Erfolgreiche Testfahrten unter realen Bedingungen
Ziel von RABus war es, automatisierte Mobilitätsangebote im städtischen wie im ländlichen Raum unter realen Bedingungen zu erproben. Die Testfahrten zeigten: Die Technologie funktioniert – und sie wird von den Menschen akzeptiert. Insgesamt nahmen rund 1.600 Proband:innen an 430 Testfahrten teil, bei denen über 2.100 Kilometer im automatisierten Betrieb auf öffentlichen Straßen zurückgelegt wurden. Die Fahrzeuge waren zuverlässig unterwegs – selbst bei Regen, Nebel und dichter Verkehrslage.
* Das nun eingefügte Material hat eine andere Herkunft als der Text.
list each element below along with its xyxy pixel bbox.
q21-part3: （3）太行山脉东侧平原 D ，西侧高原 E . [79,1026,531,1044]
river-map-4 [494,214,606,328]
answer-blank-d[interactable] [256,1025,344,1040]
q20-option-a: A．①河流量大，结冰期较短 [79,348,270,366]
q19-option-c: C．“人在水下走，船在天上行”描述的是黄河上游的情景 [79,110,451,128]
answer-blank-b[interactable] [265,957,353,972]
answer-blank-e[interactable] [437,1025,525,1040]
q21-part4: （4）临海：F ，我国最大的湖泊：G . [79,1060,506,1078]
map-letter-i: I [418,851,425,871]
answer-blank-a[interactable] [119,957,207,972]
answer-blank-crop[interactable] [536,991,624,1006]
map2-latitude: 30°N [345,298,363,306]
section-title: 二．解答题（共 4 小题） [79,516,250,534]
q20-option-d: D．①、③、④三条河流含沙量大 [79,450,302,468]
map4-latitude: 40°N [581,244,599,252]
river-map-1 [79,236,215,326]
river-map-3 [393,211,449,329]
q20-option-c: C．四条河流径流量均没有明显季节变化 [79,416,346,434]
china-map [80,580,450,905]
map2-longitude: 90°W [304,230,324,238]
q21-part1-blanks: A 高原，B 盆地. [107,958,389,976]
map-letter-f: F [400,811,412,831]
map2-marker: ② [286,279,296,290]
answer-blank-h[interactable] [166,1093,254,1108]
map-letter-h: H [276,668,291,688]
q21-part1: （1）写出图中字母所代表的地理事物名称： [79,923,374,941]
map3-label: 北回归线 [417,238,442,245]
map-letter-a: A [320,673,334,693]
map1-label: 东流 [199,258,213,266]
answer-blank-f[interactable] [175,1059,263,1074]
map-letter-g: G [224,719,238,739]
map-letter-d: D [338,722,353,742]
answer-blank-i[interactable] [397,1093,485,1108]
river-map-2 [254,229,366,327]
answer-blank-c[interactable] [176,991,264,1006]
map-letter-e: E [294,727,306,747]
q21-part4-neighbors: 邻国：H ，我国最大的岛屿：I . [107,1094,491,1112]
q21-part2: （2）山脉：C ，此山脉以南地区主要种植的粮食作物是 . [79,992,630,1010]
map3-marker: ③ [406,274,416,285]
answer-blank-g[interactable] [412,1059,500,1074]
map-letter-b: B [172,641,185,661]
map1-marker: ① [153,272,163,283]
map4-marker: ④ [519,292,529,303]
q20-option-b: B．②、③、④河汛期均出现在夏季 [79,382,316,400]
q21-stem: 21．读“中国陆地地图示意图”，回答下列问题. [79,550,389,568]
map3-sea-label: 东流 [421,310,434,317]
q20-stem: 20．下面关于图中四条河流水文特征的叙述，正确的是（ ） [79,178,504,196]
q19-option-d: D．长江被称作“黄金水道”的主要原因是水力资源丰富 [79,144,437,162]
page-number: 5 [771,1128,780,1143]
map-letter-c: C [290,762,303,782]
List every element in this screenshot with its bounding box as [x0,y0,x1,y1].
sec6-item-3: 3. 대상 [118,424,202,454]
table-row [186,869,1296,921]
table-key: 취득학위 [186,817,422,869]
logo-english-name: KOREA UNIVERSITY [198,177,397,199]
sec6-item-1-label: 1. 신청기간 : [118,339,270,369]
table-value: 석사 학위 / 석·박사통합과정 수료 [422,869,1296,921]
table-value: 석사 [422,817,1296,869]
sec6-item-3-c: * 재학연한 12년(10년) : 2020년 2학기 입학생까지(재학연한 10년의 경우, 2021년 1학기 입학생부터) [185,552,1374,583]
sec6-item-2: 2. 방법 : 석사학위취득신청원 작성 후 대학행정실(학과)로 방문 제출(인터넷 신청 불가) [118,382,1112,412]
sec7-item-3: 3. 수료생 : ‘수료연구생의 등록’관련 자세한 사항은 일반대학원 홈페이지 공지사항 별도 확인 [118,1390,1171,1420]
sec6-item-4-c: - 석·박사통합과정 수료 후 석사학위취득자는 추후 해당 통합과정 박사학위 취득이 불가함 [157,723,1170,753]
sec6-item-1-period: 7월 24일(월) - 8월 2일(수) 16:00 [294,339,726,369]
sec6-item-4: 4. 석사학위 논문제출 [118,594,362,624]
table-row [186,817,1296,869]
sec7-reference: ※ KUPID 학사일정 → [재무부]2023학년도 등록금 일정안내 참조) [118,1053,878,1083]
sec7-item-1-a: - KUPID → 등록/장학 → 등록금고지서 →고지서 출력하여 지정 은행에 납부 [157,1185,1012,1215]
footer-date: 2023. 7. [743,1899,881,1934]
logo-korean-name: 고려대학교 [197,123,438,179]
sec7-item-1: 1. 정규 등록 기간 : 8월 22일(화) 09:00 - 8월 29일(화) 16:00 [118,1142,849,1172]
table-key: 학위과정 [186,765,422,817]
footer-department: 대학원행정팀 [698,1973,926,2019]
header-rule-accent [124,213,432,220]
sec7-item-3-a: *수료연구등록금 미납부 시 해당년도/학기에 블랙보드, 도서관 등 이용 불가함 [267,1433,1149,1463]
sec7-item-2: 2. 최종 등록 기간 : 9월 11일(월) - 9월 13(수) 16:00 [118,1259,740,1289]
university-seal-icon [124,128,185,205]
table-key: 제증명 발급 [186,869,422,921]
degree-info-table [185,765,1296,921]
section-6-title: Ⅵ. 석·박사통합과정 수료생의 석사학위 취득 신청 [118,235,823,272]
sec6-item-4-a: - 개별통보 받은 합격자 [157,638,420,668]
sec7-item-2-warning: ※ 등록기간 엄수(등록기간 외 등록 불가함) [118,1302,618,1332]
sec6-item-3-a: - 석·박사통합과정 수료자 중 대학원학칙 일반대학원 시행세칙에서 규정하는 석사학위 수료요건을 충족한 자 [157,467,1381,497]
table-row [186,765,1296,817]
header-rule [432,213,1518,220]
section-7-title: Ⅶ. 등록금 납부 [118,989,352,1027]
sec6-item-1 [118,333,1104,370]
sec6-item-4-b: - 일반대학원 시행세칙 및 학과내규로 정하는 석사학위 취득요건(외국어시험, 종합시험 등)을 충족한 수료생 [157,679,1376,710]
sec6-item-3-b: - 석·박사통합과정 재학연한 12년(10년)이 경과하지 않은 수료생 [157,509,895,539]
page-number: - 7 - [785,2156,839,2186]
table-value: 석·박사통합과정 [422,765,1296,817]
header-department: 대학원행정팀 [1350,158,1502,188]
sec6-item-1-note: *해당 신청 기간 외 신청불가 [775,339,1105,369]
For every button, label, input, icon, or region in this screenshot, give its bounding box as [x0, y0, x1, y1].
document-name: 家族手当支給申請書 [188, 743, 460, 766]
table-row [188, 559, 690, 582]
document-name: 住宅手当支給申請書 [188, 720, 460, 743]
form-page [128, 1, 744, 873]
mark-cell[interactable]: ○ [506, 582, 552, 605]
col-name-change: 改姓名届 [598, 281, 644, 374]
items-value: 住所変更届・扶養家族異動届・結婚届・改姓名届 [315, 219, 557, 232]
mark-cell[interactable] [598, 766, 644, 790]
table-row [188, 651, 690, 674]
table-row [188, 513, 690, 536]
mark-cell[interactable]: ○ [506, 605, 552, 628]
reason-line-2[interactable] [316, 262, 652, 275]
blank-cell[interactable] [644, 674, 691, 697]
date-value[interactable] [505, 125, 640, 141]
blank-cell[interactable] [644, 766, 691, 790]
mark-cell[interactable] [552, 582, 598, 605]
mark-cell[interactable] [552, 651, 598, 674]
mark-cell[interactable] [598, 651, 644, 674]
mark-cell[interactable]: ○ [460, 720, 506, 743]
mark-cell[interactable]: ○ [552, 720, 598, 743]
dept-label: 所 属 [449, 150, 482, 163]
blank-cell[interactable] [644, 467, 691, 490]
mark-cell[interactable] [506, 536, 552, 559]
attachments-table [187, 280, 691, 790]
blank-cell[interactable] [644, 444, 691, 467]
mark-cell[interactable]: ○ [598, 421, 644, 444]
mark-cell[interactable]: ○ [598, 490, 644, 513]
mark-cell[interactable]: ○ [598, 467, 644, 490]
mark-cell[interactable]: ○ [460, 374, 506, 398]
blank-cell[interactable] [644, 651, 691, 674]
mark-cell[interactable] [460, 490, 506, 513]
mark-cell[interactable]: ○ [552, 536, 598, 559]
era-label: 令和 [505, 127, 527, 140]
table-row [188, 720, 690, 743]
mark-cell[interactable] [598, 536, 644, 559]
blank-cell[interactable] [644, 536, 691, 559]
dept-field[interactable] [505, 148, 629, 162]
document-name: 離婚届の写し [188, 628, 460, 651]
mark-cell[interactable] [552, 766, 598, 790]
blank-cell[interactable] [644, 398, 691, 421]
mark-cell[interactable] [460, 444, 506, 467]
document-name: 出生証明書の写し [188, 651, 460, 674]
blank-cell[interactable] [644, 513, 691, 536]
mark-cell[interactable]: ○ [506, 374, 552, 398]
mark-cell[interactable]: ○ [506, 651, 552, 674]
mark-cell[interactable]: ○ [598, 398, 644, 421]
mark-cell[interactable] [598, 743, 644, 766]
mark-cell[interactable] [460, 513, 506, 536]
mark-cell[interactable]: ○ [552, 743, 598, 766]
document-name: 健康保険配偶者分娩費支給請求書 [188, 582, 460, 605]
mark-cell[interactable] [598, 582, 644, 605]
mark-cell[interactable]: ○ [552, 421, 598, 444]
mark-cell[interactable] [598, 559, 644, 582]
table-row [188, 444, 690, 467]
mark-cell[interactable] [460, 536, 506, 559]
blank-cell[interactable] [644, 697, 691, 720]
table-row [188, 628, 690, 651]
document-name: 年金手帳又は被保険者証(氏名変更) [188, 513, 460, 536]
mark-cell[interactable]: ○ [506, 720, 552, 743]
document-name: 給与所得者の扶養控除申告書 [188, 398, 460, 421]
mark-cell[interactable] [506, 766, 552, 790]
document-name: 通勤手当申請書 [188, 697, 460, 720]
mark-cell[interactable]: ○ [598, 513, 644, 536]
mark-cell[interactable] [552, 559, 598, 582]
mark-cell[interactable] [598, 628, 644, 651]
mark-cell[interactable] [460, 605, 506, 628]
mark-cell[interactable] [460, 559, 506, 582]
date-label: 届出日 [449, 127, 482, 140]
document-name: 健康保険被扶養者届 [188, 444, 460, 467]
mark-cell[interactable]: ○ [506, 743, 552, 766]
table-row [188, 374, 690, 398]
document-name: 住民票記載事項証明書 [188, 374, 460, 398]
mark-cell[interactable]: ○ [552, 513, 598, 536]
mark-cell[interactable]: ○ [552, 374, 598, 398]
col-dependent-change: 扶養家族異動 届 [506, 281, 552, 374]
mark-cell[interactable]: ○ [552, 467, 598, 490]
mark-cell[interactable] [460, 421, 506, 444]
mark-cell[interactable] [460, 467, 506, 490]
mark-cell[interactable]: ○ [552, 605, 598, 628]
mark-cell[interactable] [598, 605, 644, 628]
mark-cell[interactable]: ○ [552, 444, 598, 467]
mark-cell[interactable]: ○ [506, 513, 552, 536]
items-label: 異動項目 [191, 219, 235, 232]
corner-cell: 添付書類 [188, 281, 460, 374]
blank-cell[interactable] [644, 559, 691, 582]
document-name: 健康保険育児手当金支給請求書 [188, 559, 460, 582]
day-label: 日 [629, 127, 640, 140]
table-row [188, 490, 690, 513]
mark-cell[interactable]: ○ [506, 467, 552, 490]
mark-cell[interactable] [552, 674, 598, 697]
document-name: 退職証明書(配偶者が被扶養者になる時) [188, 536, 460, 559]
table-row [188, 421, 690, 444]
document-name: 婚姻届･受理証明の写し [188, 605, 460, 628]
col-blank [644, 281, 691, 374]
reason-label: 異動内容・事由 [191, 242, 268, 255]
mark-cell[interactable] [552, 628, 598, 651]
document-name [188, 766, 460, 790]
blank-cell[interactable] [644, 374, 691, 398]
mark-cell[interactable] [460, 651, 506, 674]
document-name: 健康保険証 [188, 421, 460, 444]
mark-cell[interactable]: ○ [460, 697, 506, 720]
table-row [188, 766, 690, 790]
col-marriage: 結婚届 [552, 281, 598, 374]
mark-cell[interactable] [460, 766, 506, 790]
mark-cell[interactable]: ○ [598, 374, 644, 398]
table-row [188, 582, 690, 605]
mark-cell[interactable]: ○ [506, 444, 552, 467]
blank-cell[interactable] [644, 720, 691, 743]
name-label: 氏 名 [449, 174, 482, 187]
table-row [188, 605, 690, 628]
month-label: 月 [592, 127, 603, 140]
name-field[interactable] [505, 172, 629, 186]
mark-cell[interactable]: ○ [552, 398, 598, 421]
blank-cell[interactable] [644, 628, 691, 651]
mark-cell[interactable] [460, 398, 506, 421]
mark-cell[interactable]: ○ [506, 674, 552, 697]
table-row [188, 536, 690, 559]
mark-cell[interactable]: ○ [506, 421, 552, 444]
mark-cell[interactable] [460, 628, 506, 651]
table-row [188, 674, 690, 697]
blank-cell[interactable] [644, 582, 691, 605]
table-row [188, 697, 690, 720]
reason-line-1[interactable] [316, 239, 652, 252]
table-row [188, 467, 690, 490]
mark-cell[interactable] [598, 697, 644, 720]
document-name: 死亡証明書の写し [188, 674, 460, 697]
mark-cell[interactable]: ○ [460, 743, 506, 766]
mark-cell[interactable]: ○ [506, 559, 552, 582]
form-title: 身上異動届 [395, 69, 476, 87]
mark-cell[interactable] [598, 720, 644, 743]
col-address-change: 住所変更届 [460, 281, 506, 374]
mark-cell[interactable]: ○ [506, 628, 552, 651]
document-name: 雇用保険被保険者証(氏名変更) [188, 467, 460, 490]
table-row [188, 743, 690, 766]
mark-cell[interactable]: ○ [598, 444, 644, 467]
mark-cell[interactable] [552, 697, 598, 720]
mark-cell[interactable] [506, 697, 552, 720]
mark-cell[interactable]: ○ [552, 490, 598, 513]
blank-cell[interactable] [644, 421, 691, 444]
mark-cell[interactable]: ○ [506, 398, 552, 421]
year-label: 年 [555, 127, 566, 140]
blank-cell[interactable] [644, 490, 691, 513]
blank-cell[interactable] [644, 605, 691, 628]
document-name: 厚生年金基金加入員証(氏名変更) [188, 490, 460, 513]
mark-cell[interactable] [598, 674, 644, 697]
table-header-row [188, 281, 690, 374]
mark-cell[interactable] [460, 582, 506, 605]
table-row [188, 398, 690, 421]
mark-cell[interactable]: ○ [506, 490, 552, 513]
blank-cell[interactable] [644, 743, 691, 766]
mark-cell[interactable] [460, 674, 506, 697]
In Friedrichshafen erreichten die Shuttles dabei Geschwindigkeiten von bis zu 50 km/h – ein Novum im Vergleich zu ähnlichen Projekten in Deutschland.
Verkehrsminister Winfried Hermann betonte: „Mit dem Projekt RABus haben wir gezeigt, dass automatisiertes Fahren im öffentlichen Verkehr kein Zukunftsversprechen, sondern bereits heute erlebbar ist. Die Rückmeldungen zeigen: Wer automatisierte Mobilität selbst erlebt, gewinnt Vertrauen in die Technologie. Damit unterstreicht Baden-Württemberg seine Rolle als Gestalter und Erprobungsraum für innovative Mobilitätslösungen.“
Neben dem reibungslosen Fahrbetrieb war auch die gesellschaftliche Akzeptanz ein zentraler Bestandteil der Untersuchung. Laut den beteiligten Forschenden vom Karlsruher Institut für Technologie (KIT) fühlten sich 93 Prozent der Teilnehmenden während der Fahrt sicher. Vorbehalte gegenüber dem automatisierten Fahren konnten durch das direkte Erleben der Technik deutlich reduziert werden. So halbierte sich der Anteil der skeptischen Personen nach der Teilnahme an einer Testfahrt. Die Fahrbegleitungen an Bord, das Platzangebot und die komfortable Ausstattung wurden von den Teilnehmenden positiv bewertet.
Simulationen zeigen Potenzial für ganz Baden-Württemberg
Simulationsmodelle des KIT zeigen, dass autonome Shuttles den bestehenden ÖPNV sinnvoll ergänzen könnten – insbesondere in ländlichen Regionen und Stadtrandlagen. „Vielversprechende Anwendungsgebiete haben wir in nahezu allen Gemeinden Baden-Württembergs gefunden“, sagt Martin Kagerbauer vom Institut für Verkehrswesen des KIT. Ein flächendeckender Einsatz autonomer Fahrzeuge könnte dazu beitragen, das ÖPNV-Angebot attraktiver zu gestalten und neue Fahrgäste zu gewinnen.
Das vom Verkehrsministerium Baden-Württemberg geförderte Projekt wurde vom Forschungsinstitut für Kraftfahrwesen und Fahrzeugmotoren Stuttgart (FKFS) koordiniert. Beteiligt waren zudem das KIT, die Stadtverkehr Friedrichshafen GmbH (SVF), die Regionalverkehr Alb-Bodensee GmbH (RAB), die Rhein-Neckar-Verkehr GmbH (rnv) sowie die ZF Friedrichshafen AG.
Verkehrsminister Hermann formulierte ein klares Ziel: „Unser Ziel bleibt, automatisierte Angebote aus dem Testbetrieb in den Regelbetrieb zu bringen – und damit moderne Mobilität für alle zugänglich zu machen.“
Der vollständige Projektbericht soll Anfang 2026 veröffentlicht werden.